Délire schizophrénique

Publié le par Clara

Epiph. citation, pour commencer : "Avant, j'étais schizophrène, maintenant, nous allons beaucoup mieux".


Mon boulot actuel est souvent peu satisfaisant pour mes papilles intellectuelles qui meurent de faim, ainsi que pour mes cordes sensibles qui meurent d'envie d'être  pincées.
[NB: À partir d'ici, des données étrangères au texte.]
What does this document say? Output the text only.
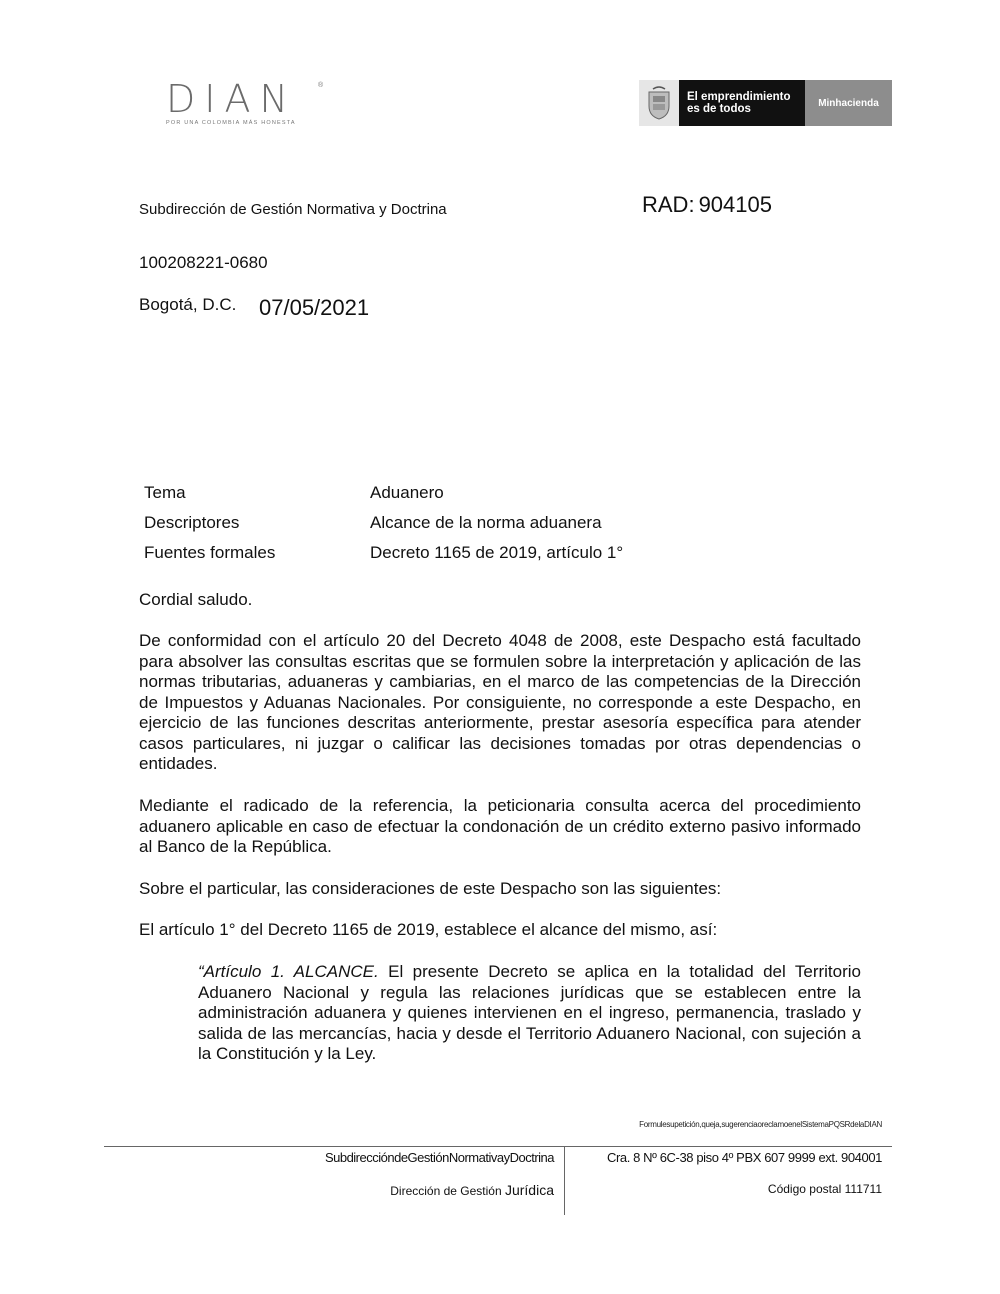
DIAN	®
POR UNA COLOMBIA MÁS HONESTA
El emprendimiento
es de todos	Minhacienda
Subdirección de Gestión Normativa y Doctrina	RAD: 904105
100208221-0680
Bogotá, D.C. 07/05/2021
Tema	Aduanero
Descriptores	Alcance de la norma aduanera
Fuentes formales	Decreto 1165 de 2019, artículo 1°
Cordial saludo.
De conformidad con el artículo 20 del Decreto 4048 de 2008, este Despacho está facultado para absolver las consultas escritas que se formulen sobre la interpretación y aplicación de las normas tributarias, aduaneras y cambiarias, en el marco de las competencias de la Dirección de Impuestos y Aduanas Nacionales. Por consiguiente, no corresponde a este Despacho, en ejercicio de las funciones descritas anteriormente, prestar asesoría específica para atender casos particulares, ni juzgar o calificar las decisiones tomadas por otras dependencias o entidades.
Mediante el radicado de la referencia, la peticionaria consulta acerca del procedimiento aduanero aplicable en caso de efectuar la condonación de un crédito externo pasivo informado al Banco de la República.
Sobre el particular, las consideraciones de este Despacho son las siguientes:
El artículo 1° del Decreto 1165 de 2019, establece el alcance del mismo, así:
“Artículo 1. ALCANCE. El presente Decreto se aplica en la totalidad del Territorio Aduanero Nacional y regula las relaciones jurídicas que se establecen entre la administración aduanera y quienes intervienen en el ingreso, permanencia, traslado y salida de las mercancías, hacia y desde el Territorio Aduanero Nacional, con sujeción a la Constitución y la Ley.
Formulesupetición,queja,sugerenciaoreclamoenelSistemaPQSRdelaDIAN
SubdireccióndeGestiónNormativayDoctrina
Dirección de Gestión Jurídica
Cra. 8 Nº 6C-38 piso 4º PBX 607 9999 ext. 904001
Código postal 111711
Je passe des demi-journées en apnée, ou respirant à la façon d'un poisson rouge, gobant-bloguant par instants l'air à la surface.
Lorsque la pause de midi arrive, il advient une chose étrange.
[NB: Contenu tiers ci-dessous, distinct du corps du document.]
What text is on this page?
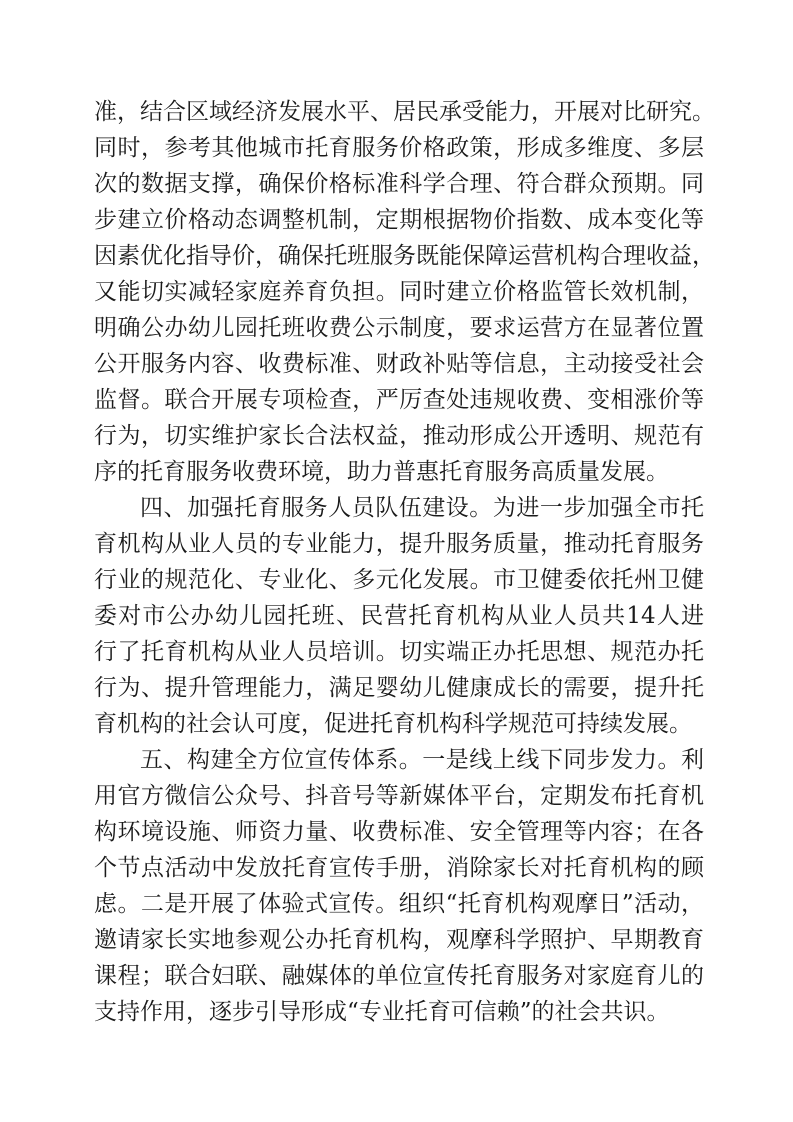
准，结合区域经济发展水平、居民承受能力，开展对比研究。
同时，参考其他城市托育服务价格政策，形成多维度、多层
次的数据支撑，确保价格标准科学合理、符合群众预期。同
步建立价格动态调整机制，定期根据物价指数、成本变化等
因素优化指导价，确保托班服务既能保障运营机构合理收益，
又能切实减轻家庭养育负担。同时建立价格监管长效机制，
明确公办幼儿园托班收费公示制度，要求运营方在显著位置
公开服务内容、收费标准、财政补贴等信息，主动接受社会
监督。联合开展专项检查，严厉查处违规收费、变相涨价等
行为，切实维护家长合法权益，推动形成公开透明、规范有
序的托育服务收费环境，助力普惠托育服务高质量发展。
四、加强托育服务人员队伍建设。为进一步加强全市托
育机构从业人员的专业能力，提升服务质量，推动托育服务
行业的规范化、专业化、多元化发展。市卫健委依托州卫健
委对市公办幼儿园托班、民营托育机构从业人员共14人进
行了托育机构从业人员培训。切实端正办托思想、规范办托
行为、提升管理能力，满足婴幼儿健康成长的需要，提升托
育机构的社会认可度，促进托育机构科学规范可持续发展。
五、构建全方位宣传体系。一是线上线下同步发力。利
用官方微信公众号、抖音号等新媒体平台，定期发布托育机
构环境设施、师资力量、收费标准、安全管理等内容；在各
个节点活动中发放托育宣传手册，消除家长对托育机构的顾
虑。二是开展了体验式宣传。组织“托育机构观摩日”活动，
邀请家长实地参观公办托育机构，观摩科学照护、早期教育
课程；联合妇联、融媒体的单位宣传托育服务对家庭育儿的
支持作用，逐步引导形成“专业托育可信赖”的社会共识。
Je m'en vais promener, la plupart du temps, au parc à l'oie-chien ou sur les allées de la ville. Et c'est en marchant que se libère un milliard de pensées très exaltantes, soudain, toutes celles qui étaient restées enfermées très profondément, murées dans les contraintes de ce boulot légèrement étouffant, on va dire.
Souvent, Epiphanie me rejoint à cet instant.
On discute. Aujourd'hui, on a parlé des hommes. Incredible, isn't it ? Bribes :
- Pour bien aimer les hommes, il faut savoir vivre sans eux.
- Pour bien les aimer, la condition sine qua couatastrophe, c'est surtout de s'aimer soi-même, non ?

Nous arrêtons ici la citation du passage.